La théorie du complot s’empare du vol AF-447

La théorie du complot s'empare du vol AF-447

La disparition quasi instantanée de l’Airbus A330 d’Air France au milieu de l’Atlantique a engendré pas mal d’interrogations dans les médias et sur Internet, que les difficultés rencontrées par les autorités à résoudre le mystère de cet accident rarissime à notre époque ont fait enfler dans des proportions qui commencent à créer un certain malaise.

Tous les jours, des dizaines d’avions à réaction traversent l’Atlantique dans tous les sens et traversent la zone du pot-au-noir où les contrôleurs aériens ont perdu la trace du vol AF-447 dans la nuit de lundi à mardi. Ces voyages transatlantiques se déroulent sans histoire, et tout le monde arrive à bon port dans la plupart des cas. Ce ne le fut pas toujours, comme en témoignent les récits pleins de romantisme épique d’Antoine de Saint-Exupéry. Les premiers courriers aériens des temps héroïques de l’Aéropostale éprouvaient en effet une grande appréhension à traverser l’immensité océanique, jusqu’à ce que Jean Mermoz disparaisse le 7 décembre 1936 à bord de la Croix-du-Sud après 24 traversées.

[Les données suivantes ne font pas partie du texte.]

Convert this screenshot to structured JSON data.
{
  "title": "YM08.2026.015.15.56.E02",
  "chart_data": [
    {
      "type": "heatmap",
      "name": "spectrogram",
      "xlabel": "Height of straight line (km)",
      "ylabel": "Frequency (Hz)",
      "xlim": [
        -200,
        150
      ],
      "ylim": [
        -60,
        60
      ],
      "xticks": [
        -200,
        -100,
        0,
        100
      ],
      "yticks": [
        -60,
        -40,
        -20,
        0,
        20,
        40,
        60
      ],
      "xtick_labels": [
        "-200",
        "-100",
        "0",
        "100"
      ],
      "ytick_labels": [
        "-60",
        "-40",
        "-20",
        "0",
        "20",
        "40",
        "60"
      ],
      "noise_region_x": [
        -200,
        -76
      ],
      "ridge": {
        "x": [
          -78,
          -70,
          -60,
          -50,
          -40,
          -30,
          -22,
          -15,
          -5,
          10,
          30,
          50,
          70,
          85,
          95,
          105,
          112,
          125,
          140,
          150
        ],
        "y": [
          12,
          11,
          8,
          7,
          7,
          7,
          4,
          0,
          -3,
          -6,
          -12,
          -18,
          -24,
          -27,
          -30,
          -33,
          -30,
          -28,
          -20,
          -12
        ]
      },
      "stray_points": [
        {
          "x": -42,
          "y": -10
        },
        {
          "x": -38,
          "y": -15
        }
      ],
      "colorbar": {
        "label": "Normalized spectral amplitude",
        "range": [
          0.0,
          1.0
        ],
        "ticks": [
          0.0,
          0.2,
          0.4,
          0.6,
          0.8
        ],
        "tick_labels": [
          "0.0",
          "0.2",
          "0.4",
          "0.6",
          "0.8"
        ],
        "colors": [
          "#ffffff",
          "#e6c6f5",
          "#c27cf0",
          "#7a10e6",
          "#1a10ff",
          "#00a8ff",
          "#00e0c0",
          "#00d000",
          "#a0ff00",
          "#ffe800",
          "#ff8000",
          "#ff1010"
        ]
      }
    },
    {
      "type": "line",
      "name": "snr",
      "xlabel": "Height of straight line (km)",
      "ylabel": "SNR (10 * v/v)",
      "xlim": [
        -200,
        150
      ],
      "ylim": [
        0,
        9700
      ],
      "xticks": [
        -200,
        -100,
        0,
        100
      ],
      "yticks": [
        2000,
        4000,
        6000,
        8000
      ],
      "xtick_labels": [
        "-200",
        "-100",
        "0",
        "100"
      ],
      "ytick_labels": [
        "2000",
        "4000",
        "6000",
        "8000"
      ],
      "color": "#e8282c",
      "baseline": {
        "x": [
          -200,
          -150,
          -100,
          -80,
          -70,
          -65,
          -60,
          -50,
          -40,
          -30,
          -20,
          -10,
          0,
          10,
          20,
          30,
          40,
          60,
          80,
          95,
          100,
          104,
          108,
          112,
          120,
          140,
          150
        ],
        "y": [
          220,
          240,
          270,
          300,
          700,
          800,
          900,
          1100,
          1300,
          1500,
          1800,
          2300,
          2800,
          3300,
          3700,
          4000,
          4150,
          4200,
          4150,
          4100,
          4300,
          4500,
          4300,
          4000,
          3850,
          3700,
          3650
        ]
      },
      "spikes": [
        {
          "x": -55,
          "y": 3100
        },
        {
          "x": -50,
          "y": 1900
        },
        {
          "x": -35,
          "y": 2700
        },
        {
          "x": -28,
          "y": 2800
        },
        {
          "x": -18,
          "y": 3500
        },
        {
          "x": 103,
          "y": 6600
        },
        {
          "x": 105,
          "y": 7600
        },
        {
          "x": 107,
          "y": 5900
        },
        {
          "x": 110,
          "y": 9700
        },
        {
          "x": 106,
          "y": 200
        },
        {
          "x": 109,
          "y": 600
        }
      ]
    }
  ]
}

Les aéronefs ont fait d’énormes progrès en matière de propulsion comme en ce qui concerne la sécurité. Le transport aérien est à l’heure actuelle considéré comme le moyen le plus rapide et le plus sûr de se rendre d’un point à un autre de la planète. Pour autant, les mesures de sécurité préconisées par l’administration de l’Aviation civile sont loin d’être appliquées à la lettre, comme en témoigne le site d’information Bakchich mercredi : Air France est particulièrement exposée aux risques aériens du fait des particularités de son réseau, de l’architecture de sa base principale et enfin de son histoire récente, fait-il savoir en citant un rapport d’audit établi en juin 2006 par la Direction générale des Opérations aériennes.

La compagnie nationale est-elle à mettre dans le même panier que les transporteurs aériens low-cost ? De nombreux incidents émaillent l’histoire sociale d’une entreprise qui s’est hissée au niveau des géants du transport aérien au fil du temps, au prix cependant d’une gestion drastique des coûts et des effectifs. Il est loin le temps où le touriste français avait l’impression de respirer l’air du pays juste en apercevant un bureau de la compagnie à l’étranger… Les hésitations des porte-parole d’Air France et des différentes autorités en jeu à la suite de la disparition du vol AF-447 quelque part entre Rio et Paris n’ont pas arrangé les choses.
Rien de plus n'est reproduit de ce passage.